Como se sabe, a jurisprudência se consolidou no sentido de afastar a exigência de regularidade fiscal enquanto ausente o parcelamento de débitos fiscais de forma mais vantajosa, aos devedores em recuperação judicial (previsto no art. 68 da LRJF).

Assim se verificou, como consignou a Corte Especial do Superior Tribunal de Justiça (STJ), sob o pressuposto de que “O parcelamento tributário é direito da empresa em recuperação judicial que conduz a situação de regularidade fiscal, de modo que eventual descumprimento do que dispõe o art. 57 da LRF só pode ser atribuído, ao menos imediatamente e por ora, à ausência de legislação específica que discipline o parcelamento em sede de recuperação judicial, não constituindo ônus do contribuinte, enquanto se fizer inerte o legislador, a apresentação de certidões de regularidade fiscal para que lhe seja concedida a recuperação”.²

Afinal, como então bem asseverou o ministro Luis Felipe Salomão, “nenhuma interpretação pode ser aceita se dela resulta circunstância que – além de não fomentar – inviabilize a superação da crise empresarial, com consequências perniciosas ao objeto de preservação da empresa economicamente viável, à manutenção da fonte produtora e dos postos de trabalho, além de não atender a nenhum interesse legítimo dos credores”.

A jurisprudência se consolidou no sentido de afastar a exigência de regularidade fiscal.

A controvérsia foi renovada com o advento da Lei nº 13.043/2014, autorizando as empresas em recuperação a parcelarem seus débitos fiscais federais³ em até 84 meses (superior ao parcelamento ordinário, de 60 meses), bem como possibilitando o pagamento de percentuais inferiores ao início (0,666% ao mês no primeiro ano e 1% ao mês no segundo ano) e de 1,333% ao mês a partir do terceiro ano, remanescendo 1,361% para a 84ª e última parcela.
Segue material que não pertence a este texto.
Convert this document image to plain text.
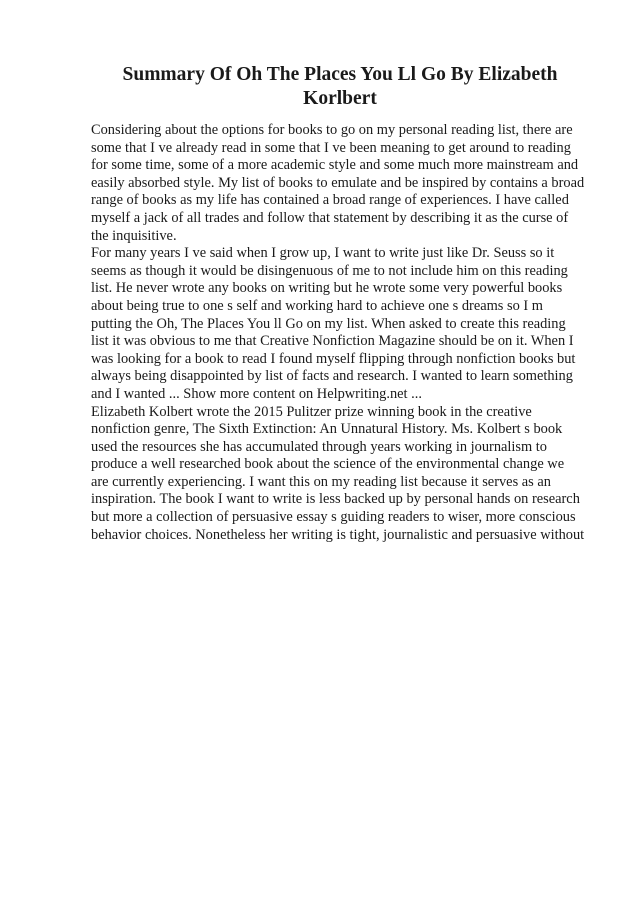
Summary Of Oh The Places You Ll Go By Elizabeth
Korlbert
Considering about the options for books to go on my personal reading list, there are
some that I ve already read in some that I ve been meaning to get around to reading
for some time, some of a more academic style and some much more mainstream and
easily absorbed style. My list of books to emulate and be inspired by contains a broad
range of books as my life has contained a broad range of experiences. I have called
myself a jack of all trades and follow that statement by describing it as the curse of
the inquisitive.
For many years I ve said when I grow up, I want to write just like Dr. Seuss so it
seems as though it would be disingenuous of me to not include him on this reading
list. He never wrote any books on writing but he wrote some very powerful books
about being true to one s self and working hard to achieve one s dreams so I m
putting the Oh, The Places You ll Go on my list. When asked to create this reading
list it was obvious to me that Creative Nonfiction Magazine should be on it. When I
was looking for a book to read I found myself flipping through nonfiction books but
always being disappointed by list of facts and research. I wanted to learn something
and I wanted ... Show more content on Helpwriting.net ...
Elizabeth Kolbert wrote the 2015 Pulitzer prize winning book in the creative
nonfiction genre, The Sixth Extinction: An Unnatural History. Ms. Kolbert s book
used the resources she has accumulated through years working in journalism to
produce a well researched book about the science of the environmental change we
are currently experiencing. I want this on my reading list because it serves as an
inspiration. The book I want to write is less backed up by personal hands on research
but more a collection of persuasive essay s guiding readers to wiser, more conscious
behavior choices. Nonetheless her writing is tight, journalistic and persuasive without
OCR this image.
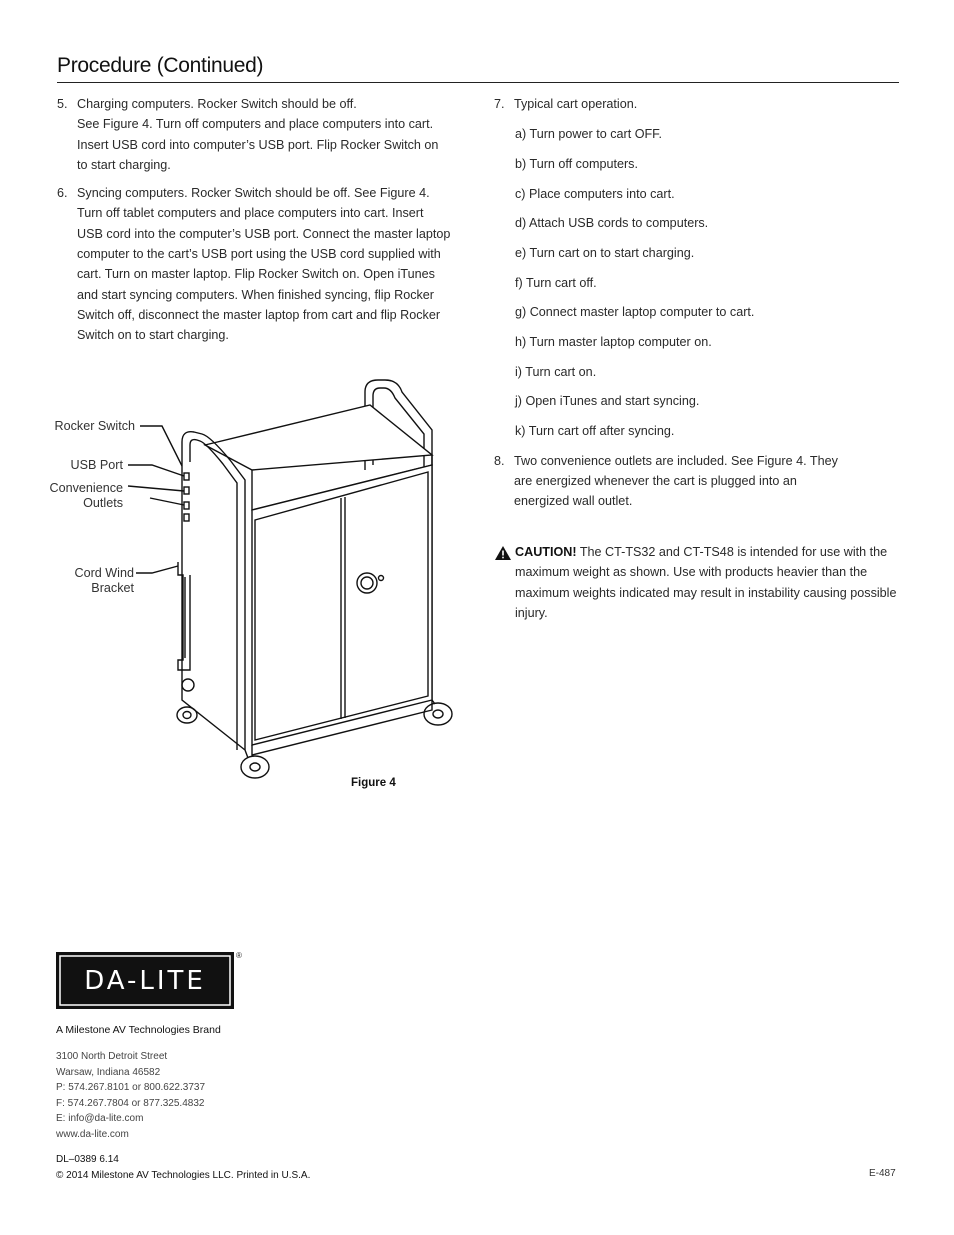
Procedure (Continued)
5. Charging computers. Rocker Switch should be off.
See Figure 4. Turn off computers and place computers into cart. Insert USB cord into computer’s USB port. Flip Rocker Switch on to start charging.
6. Syncing computers. Rocker Switch should be off. See Figure 4. Turn off tablet computers and place computers into cart. Insert USB cord into the computer’s USB port. Connect the master laptop computer to the cart’s USB port using the USB cord supplied with cart. Turn on master laptop. Flip Rocker Switch on. Open iTunes and start syncing computers. When finished syncing, flip Rocker Switch off, disconnect the master laptop from cart and flip Rocker Switch on to start charging.
7. Typical cart operation.
a) Turn power to cart OFF.
b) Turn off computers.
c) Place computers into cart.
d) Attach USB cords to computers.
e) Turn cart on to start charging.
f) Turn cart off.
g) Connect master laptop computer to cart.
h) Turn master laptop computer on.
i) Turn cart on.
j) Open iTunes and start syncing.
k) Turn cart off after syncing.
8. Two convenience outlets are included. See Figure 4. They are energized whenever the cart is plugged into an energized wall outlet.
CAUTION! The CT-TS32 and CT-TS48 is intended for use with the maximum weight as shown. Use with products heavier than the maximum weights indicated may result in instability causing possible injury.
Rocker Switch
USB Port
Convenience
Outlets
Cord Wind
Bracket
Figure 4
DA-LITE
®
A Milestone AV Technologies Brand
3100 North Detroit Street
Warsaw, Indiana 46582
P: 574.267.8101 or 800.622.3737
F: 574.267.7804 or 877.325.4832
E: info@da-lite.com
www.da-lite.com
DL–0389 6.14
© 2014 Milestone AV Technologies LLC. Printed in U.S.A.	E-487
Não foi a nova sistemática, porém, suficiente para que os tribunais pátrios passassem a considerar legítima a exigência de comprovação de regularidade fiscal.

Prejudicado o fundamento de inexistência de parcelamento diferenciado às empresas em recuperação judicial (vez que sanada a mora legislativa a tal respeito), parcela respeitável da doutrina e mesmo da jurisprudência entendeu que ficaria legitimada a exigência de regularidade fiscal.⁴ Contudo, como pontua importante decisão da Terceira Turma do STJ, o afastamento da exigência de regularidade fiscal passou a se dar “à luz do postulado da proporcionalidade”, entendendo-se que “os motivos que fundamentam a exigência da comprovação da regularidade fiscal do devedor (assentados no privilégio do crédito tributário) não têm peso suficiente – sobretudo em função da relevância da função social da empresa e do princípio que objetiva sua preservação – para preponderar sobre o direito do devedor de buscar no processo de soerguimento a superação da crise econômico-financeira que o acomete”.
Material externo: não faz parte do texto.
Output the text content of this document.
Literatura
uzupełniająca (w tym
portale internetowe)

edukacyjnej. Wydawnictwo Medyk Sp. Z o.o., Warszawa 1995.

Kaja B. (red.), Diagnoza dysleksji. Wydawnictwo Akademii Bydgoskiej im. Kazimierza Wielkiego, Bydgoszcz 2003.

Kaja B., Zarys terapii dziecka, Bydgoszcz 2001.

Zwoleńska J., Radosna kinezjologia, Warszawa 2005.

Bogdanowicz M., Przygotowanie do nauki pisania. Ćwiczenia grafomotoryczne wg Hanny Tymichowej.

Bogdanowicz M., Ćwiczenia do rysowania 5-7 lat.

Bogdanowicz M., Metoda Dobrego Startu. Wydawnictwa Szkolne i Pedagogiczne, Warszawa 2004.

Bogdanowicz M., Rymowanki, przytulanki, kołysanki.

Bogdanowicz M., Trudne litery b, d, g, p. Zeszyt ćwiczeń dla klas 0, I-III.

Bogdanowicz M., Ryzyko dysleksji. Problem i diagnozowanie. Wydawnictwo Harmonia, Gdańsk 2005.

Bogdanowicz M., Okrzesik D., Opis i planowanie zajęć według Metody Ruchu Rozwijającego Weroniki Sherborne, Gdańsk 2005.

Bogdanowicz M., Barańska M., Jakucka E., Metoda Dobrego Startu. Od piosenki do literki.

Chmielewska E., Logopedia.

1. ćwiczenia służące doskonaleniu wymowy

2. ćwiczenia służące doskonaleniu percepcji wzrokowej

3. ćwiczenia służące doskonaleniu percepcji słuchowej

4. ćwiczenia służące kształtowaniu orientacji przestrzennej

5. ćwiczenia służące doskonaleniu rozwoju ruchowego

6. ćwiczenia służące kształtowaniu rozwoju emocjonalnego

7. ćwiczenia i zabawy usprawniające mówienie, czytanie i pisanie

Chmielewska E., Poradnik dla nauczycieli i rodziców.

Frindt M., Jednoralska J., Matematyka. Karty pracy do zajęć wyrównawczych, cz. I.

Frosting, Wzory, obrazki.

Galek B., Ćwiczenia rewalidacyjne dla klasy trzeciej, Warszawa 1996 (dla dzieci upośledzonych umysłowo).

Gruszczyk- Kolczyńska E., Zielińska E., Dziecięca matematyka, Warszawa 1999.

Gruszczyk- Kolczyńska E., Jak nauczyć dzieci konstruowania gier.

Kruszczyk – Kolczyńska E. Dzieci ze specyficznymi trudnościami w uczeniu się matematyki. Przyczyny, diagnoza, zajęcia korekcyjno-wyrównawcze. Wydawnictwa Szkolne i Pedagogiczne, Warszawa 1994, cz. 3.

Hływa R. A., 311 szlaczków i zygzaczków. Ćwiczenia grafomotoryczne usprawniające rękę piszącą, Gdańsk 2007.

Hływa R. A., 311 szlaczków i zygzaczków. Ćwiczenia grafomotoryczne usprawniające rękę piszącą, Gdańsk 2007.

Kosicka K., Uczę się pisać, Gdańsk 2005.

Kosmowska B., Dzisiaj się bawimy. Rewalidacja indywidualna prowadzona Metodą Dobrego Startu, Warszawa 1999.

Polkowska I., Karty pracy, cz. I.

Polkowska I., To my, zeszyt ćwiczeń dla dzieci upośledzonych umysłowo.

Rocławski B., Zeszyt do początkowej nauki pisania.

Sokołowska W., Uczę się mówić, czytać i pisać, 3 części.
Portanto, se é fato que a legislação desde sempre contempla a exigência de comprovação de regularidade fiscal como condição para a concessão judicial da recuperação judicial, não menos verdade é que, com maiores ou menores percalços, não vinha ela subsistindo quando impugnada em juízo.

As novas alterações, agora decorrentes da Lei nº 14.112/2020 (DOU de 24/12/2020), demandam o reexame do tema. A novel sistemática assegura ao empresário ou à sociedade empresária que pleitear ou tiver deferido o processamento da recuperação judicial liquidar seus débitos para com a Fazenda Nacional, à sua opção, conforme as seguintes modalidades, em apertada síntese:(i) parcelamento em até 120 meses, com percentuais mensais de 0,5% no primeiro ano e 0,6% no segundo ano; (ii) liquidação de até 30% do total tão somente dos débitos administrados pela  Secretaria  Especial da Receita Federal do Brasil, com prejuízos fiscais (IRPJ) e base negativa (CSLL) ou com outros créditos próprios relativos aos tributos  administrados pela Secretaria Especial da Receita Federal do Brasil, podendo parcelar o saldo em até 84 meses com os mesmos percentuais da hipótese anterior para os dois primeiros anos; e (iii) transação nos termos da Lei nº 13.988/2020, que, se aceita pela Procuradoria-Geral da Fazenda Nacional (PGFN), poderá resultar na redução de até 70% do valor total de multas, juros de mora e encargos legais⁸ e no parcelamento do valor mantido em até 120 meses.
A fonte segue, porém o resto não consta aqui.